The greenback is closing at its strongest in two months as traders price in a higher-for-longer Fed ahead of Friday's jobs report.
The dollar climbed to its highest close in eight weeks as stronger economic data and persistent inflation emboldened bets the Federal Reserve will keep rates elevated, with Friday's payrolls report set to test the rally.
"The Beige Book confirms an economy that is feeling the strain of higher energy costs, but it still has enough momentum to keep the Fed on hold," said Nancy Vanden Houten, economist at Oxford Economics.
The ICE US Dollar Index hovered near 99.05, little changed on the session but holding gains from a three-day advance that pushed it to levels not seen since early April. The 10-year Treasury yield fell to 4.43% and the 2-year slipped to 4.02%, paring some of the week's earlier climb as oil pulled back from recent highs. Brent crude eased to around $97 a barrel after President Donald Trump said Iran negotiations were continuing, easing some supply disruption fears.
The stakes for Friday's nonfarm payrolls report are unusually high. Economists expect 85,000 jobs were added in May with the unemployment rate holding at 4.3%. A miss would be the first crack in the higher-for-longer narrative that has supported the dollar this week. A beat would reinforce the case for no rate cuts — or even a hike — and could push the dollar toward its March highs.
Rate Hike Bets Resurface as Inflation Sticks
The Fed's preferred inflation gauge, the core PCE price index, rose to 3.8% in April from 3.5% in March, extending a run of sticky readings that have kept the central bank on the sidelines. The federal funds rate has stayed in the 3.50% to 3.75% range all year after the Fed cut rates last autumn in response to what looked like a softening labor market.
Dallas Fed President Lorie Logan said Monday that a rate hike may be needed to bring inflation under control, becoming the first policymaker to publicly float that option since the current tightening cycle. Her comments amplified the shift in tone across the Federal Open Market Committee, where the consensus has moved from expecting a cut later this year to preparing for an extended hold.
The Fed's Beige Book, released Wednesday, showed that energy-related costs tied to the conflict in the Middle East were the primary driver of inflationary pressures, with spillovers into shipping, packaging, groceries and fertilizer. Nine of the 12 regional banks cited AI data center construction as a bright spot for investment and labor demand, even as consumer-facing sectors showed signs of strain.
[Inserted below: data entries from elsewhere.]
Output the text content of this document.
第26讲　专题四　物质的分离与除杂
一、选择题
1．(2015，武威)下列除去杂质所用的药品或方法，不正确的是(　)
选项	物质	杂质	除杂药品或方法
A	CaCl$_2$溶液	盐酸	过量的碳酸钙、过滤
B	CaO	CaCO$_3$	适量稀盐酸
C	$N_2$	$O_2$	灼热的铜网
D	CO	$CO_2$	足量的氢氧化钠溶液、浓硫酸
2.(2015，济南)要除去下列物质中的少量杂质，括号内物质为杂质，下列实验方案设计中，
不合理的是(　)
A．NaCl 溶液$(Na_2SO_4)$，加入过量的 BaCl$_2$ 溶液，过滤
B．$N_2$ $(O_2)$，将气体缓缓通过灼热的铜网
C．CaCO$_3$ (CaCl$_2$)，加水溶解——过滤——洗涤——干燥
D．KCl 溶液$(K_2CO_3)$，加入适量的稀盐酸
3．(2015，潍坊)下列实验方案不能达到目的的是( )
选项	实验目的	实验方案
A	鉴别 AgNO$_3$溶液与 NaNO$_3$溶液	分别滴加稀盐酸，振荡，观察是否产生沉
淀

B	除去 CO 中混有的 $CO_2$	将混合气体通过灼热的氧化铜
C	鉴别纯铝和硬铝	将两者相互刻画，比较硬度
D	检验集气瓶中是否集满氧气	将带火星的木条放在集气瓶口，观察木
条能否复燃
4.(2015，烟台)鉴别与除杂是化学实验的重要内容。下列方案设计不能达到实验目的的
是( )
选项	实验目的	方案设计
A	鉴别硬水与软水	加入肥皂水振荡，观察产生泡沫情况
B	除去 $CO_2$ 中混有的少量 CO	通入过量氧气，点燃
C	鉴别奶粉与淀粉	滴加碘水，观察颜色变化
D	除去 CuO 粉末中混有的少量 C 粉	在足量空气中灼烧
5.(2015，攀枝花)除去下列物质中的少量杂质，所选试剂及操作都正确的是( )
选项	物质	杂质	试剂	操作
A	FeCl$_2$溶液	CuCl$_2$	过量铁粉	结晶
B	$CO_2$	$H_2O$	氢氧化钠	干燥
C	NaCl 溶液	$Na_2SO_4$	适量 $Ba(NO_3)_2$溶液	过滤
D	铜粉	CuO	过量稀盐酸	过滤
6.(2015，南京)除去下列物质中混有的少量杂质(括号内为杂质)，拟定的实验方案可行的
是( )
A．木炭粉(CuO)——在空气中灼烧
Payrolls Test Looms for Dollar Bulls
Friday's employment report will be the first major data release since Kevin Warsh took over as Fed chairman in late May. President Donald Trump picked Warsh on the expectation he would cut rates but has backed off that demand as gasoline prices surged.
The JOLTS job openings data, due earlier in the week, will set the tone ahead of the payroll number. Job openings posted their largest increase in five years during April, according to the prior month's report, suggesting labor demand remains resilient despite elevated borrowing costs.
A strong payroll print would validate the dollar's recent gains and could push the DXY toward the 100 level, a threshold not tested since March. A weak number would reverse the dollar's three-day advance and give gold and risk assets room to recover. Gold found support Tuesday at $4,463 an ounce, holding above the bull-bear line at $4,481.78 that traders are watching as the dividing line between the uptrend and a deeper correction.
The dollar's fate this week hinges on whether the data confirms the economy is running hot enough to keep the Fed on hold — or reveals cracks that bring rate cuts back into the conversation.
This article is for informational purposes only and does not constitute investment advice.